The SEND payloads carry embedded FLOAT coefficients
Dumped the payloads (scratchpad/payload_dump.py). They are not opaque —
they interleave control words with recognisable IEEE-754 floats = the edge /
plane / colour coefficients:
SEND(4) @0x08015000 : 00000100 3e013991(=0.1262) 0000ec00 0000… ; edge
SENDE @0x08015020 : 00000100 3a804834(=9.79e-4) 8401213a 00000021 ; z/col
ba01253a(=-4.93e-4) 00143a21 8381213a 00000022 ; per bit-plane,
ba01253a(=-4.93e-4) 00133a22 8301213a 00000023 ; addr 0x21,0x22,…
… (a bit-serial MEMpluseqMEM sweep: the float is the
increment, the control words carry the target
bit-plane address + length)
SEND(0x21) @0x08015260: floats 0.1253, 9.79e-4, 0.1262, 0.00111, -0.0157, -0.0078 …
SEND(0x29) @0x08015380: floats -0.00196, -0.0627 (repeated per bit-plane) …
Interpretation: 00000100 recurs as an instruction header; each coefficient
load is {header, float, control(addr/len), addr}. The repeated float with an
incrementing address (0x21,0x22,0x23,…) is the bit-serial plane interpolation
(IGCOPS.C MEMpluseqMEM) sweeping the bit-planes of a z/colour value, the float
being the Ax+By+C increment.
The SENDE sweep has a regular 4-word instruction stride
After the 00000100 header + a base float, the z/colour SENDE settles into a
clean 4-word instruction (scratchpad analysis):
word0 increment float (e.g. -4.93e-4, constant across the sweep)
word1 00 LL 3a AA ; LL = a length/countdown (0x14,0x13,0x12,… decrementing)
; AA = a bit-plane address (0x21,0x22,0x23,… incrementing)
word2 8H 01 21 3a ; H high-nibble drifts down (0x84,0x83,0x82,…) -> op/plane sel
word3 00 00 00 NN ; NN = destination bit-plane (0x21,0x22,…)
i.e. a MEMpluseqMEM sweep: add the increment to each successive bit-plane of
the z (or colour) word, LL bit-planes long. The float is the Ax+By+C plane
increment; the control words carry the target bit-address + length. So a plane
value is reconstructable as {base float, per-x/per-y increment floats, bit window} once the control-word field split is pinned.
What this changes
The micro-code decode is now extraction + bit-serial execution, not blind ISA reversing:
- parse the payload into
{op-header, float, bit-addr, len}instructions, - map each float to its plane role (edge A/B/C, z, r/g/b) by position,
- drive
igc_array.py's pixel-memory with the real coefficients per tile (the array already does eval_ltree + z-buffer + readout).

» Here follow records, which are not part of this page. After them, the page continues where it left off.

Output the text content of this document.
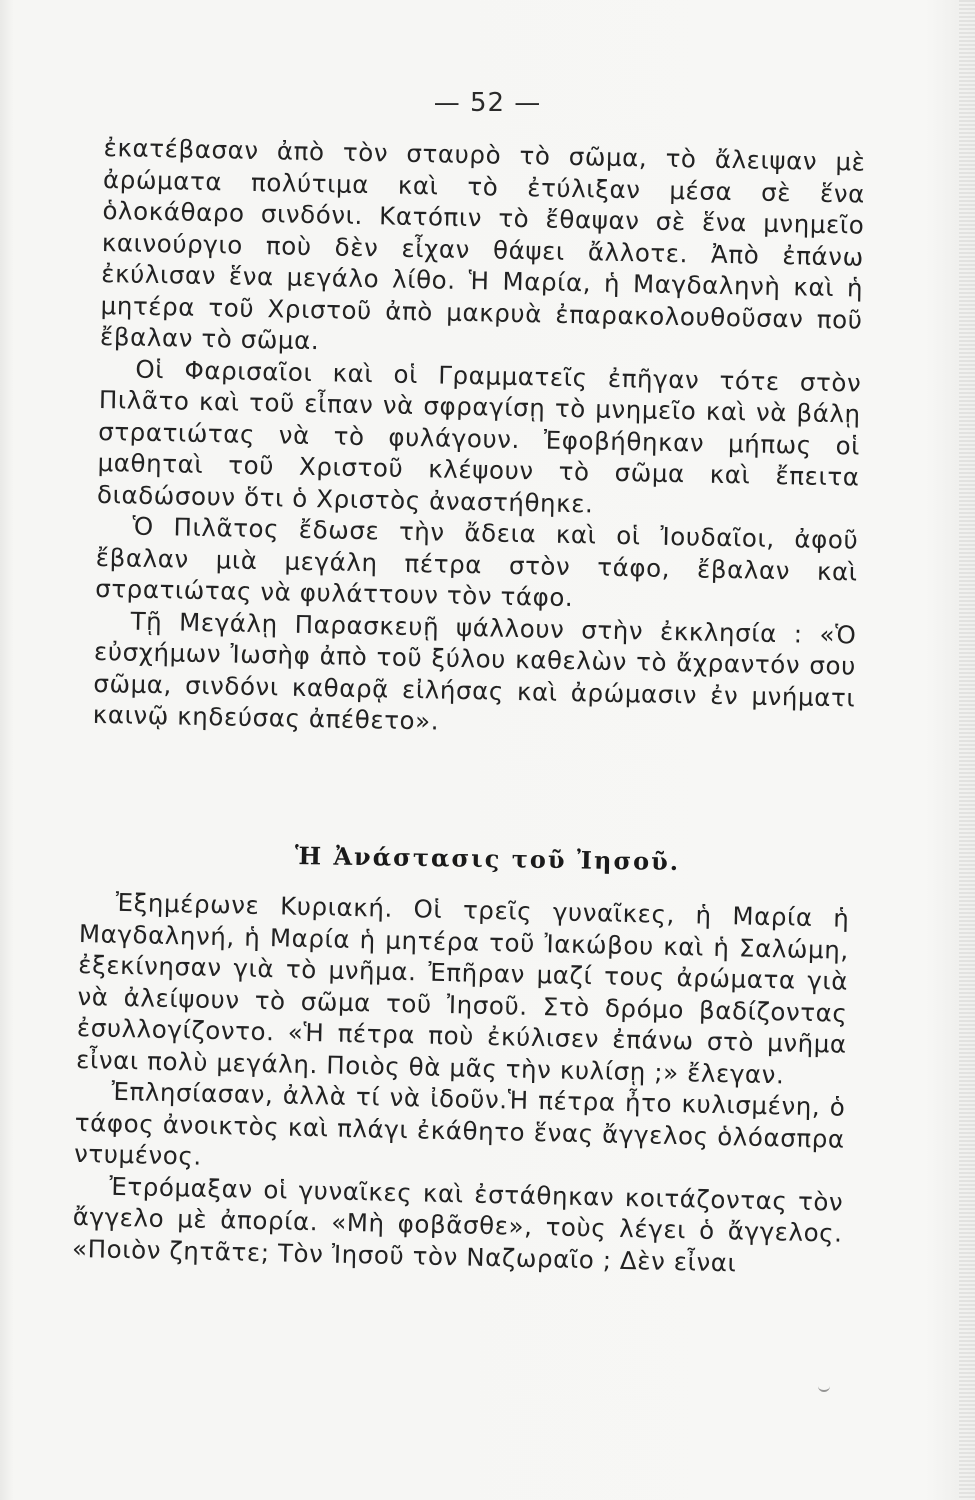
— 52 —

ἐκατέβασαν ἀπὸ τὸν σταυρὸ τὸ σῶμα, τὸ ἄλειψαν μὲ ἀρώματα πολύτιμα καὶ τὸ ἐτύλιξαν μέσα σὲ ἕνα ὁλοκάθαρο σινδόνι. Κατόπιν τὸ ἔθαψαν σὲ ἕνα μνημεῖο καινούργιο ποὺ δὲν εἶχαν θάψει ἄλλοτε. Ἀπὸ ἐπάνω ἐκύλισαν ἕνα μεγάλο λίθο. Ἡ Μαρία, ἡ Μαγδαληνὴ καὶ ἡ μητέρα τοῦ Χριστοῦ ἀπὸ μακρυὰ ἐπαρακολουθοῦσαν ποῦ ἔβαλαν τὸ σῶμα.

Οἱ Φαρισαῖοι καὶ οἱ Γραμματεῖς ἐπῆγαν τότε στὸν Πιλᾶτο καὶ τοῦ εἶπαν νὰ σφραγίσῃ τὸ μνημεῖο καὶ νὰ βάλῃ στρατιώτας νὰ τὸ φυλάγουν. Ἐφοβήθηκαν μήπως οἱ μαθηταὶ τοῦ Χριστοῦ κλέψουν τὸ σῶμα καὶ ἔπειτα διαδώσουν ὅτι ὁ Χριστὸς ἀναστήθηκε.

Ὁ Πιλᾶτος ἔδωσε τὴν ἄδεια καὶ οἱ Ἰουδαῖοι, ἀφοῦ ἔβαλαν μιὰ μεγάλη πέτρα στὸν τάφο, ἔβαλαν καὶ στρατιώτας νὰ φυλάττουν τὸν τάφο.

Τῇ Μεγάλῃ Παρασκευῇ ψάλλουν στὴν ἐκκλησία : «Ὁ εὐσχήμων Ἰωσὴφ ἀπὸ τοῦ ξύλου καθελὼν τὸ ἄχραντόν σου σῶμα, σινδόνι καθαρᾷ εἰλήσας καὶ ἀρώμασιν ἐν μνήματι καινῷ κηδεύσας ἀπέθετο».

Ἡ Ἀνάστασις τοῦ Ἰησοῦ.

Ἐξημέρωνε Κυριακή. Οἱ τρεῖς γυναῖκες, ἡ Μαρία ἡ Μαγδαληνή, ἡ Μαρία ἡ μητέρα τοῦ Ἰακώβου καὶ ἡ Σαλώμη, ἐξεκίνησαν γιὰ τὸ μνῆμα. Ἐπῆραν μαζί τους ἀρώματα γιὰ νὰ ἀλείψουν τὸ σῶμα τοῦ Ἰησοῦ. Στὸ δρόμο βαδίζοντας ἐσυλλογίζοντο. «Ἡ πέτρα ποὺ ἐκύλισεν ἐπάνω στὸ μνῆμα εἶναι πολὺ μεγάλη. Ποιὸς θὰ μᾶς τὴν κυλίσῃ ;» ἔλεγαν.

Ἐπλησίασαν, ἀλλὰ τί νὰ ἰδοῦν.Ἡ πέτρα ἦτο κυλισμένη, ὁ τάφος ἀνοικτὸς καὶ πλάγι ἐκάθητο ἕνας ἄγγελος ὁλόασπρα ντυμένος.

Ἐτρόμαξαν οἱ γυναῖκες καὶ ἐστάθηκαν κοιτάζοντας τὸν ἄγγελο μὲ ἀπορία. «Μὴ φοβᾶσθε», τοὺς λέγει ὁ ἄγγελος. «Ποιὸν ζητᾶτε; Τὸν Ἰησοῦ τὸν Ναζωραῖο ; Δὲν εἶναι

Blocker to a clean full decode: igc_opco.h (the opcode encoding header,
\projects\dbi0150\dbi0151\ucode\igc_opco.h) is not in the dump — the
00000100 / 0x3a.. control-word field layout has to be reversed from these
examples + IGCOPS.C op semantics + the emit sites in EOF.S/PXPL5OK.SS.
Next session
- Reverse the control-word layout (header
00000100; the..3a/0x21fields = op + bit-address + length) from the SENDE sweep (cleanest, most regular). - Extract the object's edge+z+colour floats, feed
igc_array.py, confirm it reproduces the object from the real coefficients (not the geometry-derived ones). - Then walk every region's DMA list, run all payloads tile-by-tile → full frame.
- Tools:
scratchpad/coefdump.py(DMA lists),scratchpad/payload_dump.py(payload floats). Restore fromscratchpad/snapv2.pkl(cmd 735 death-cam).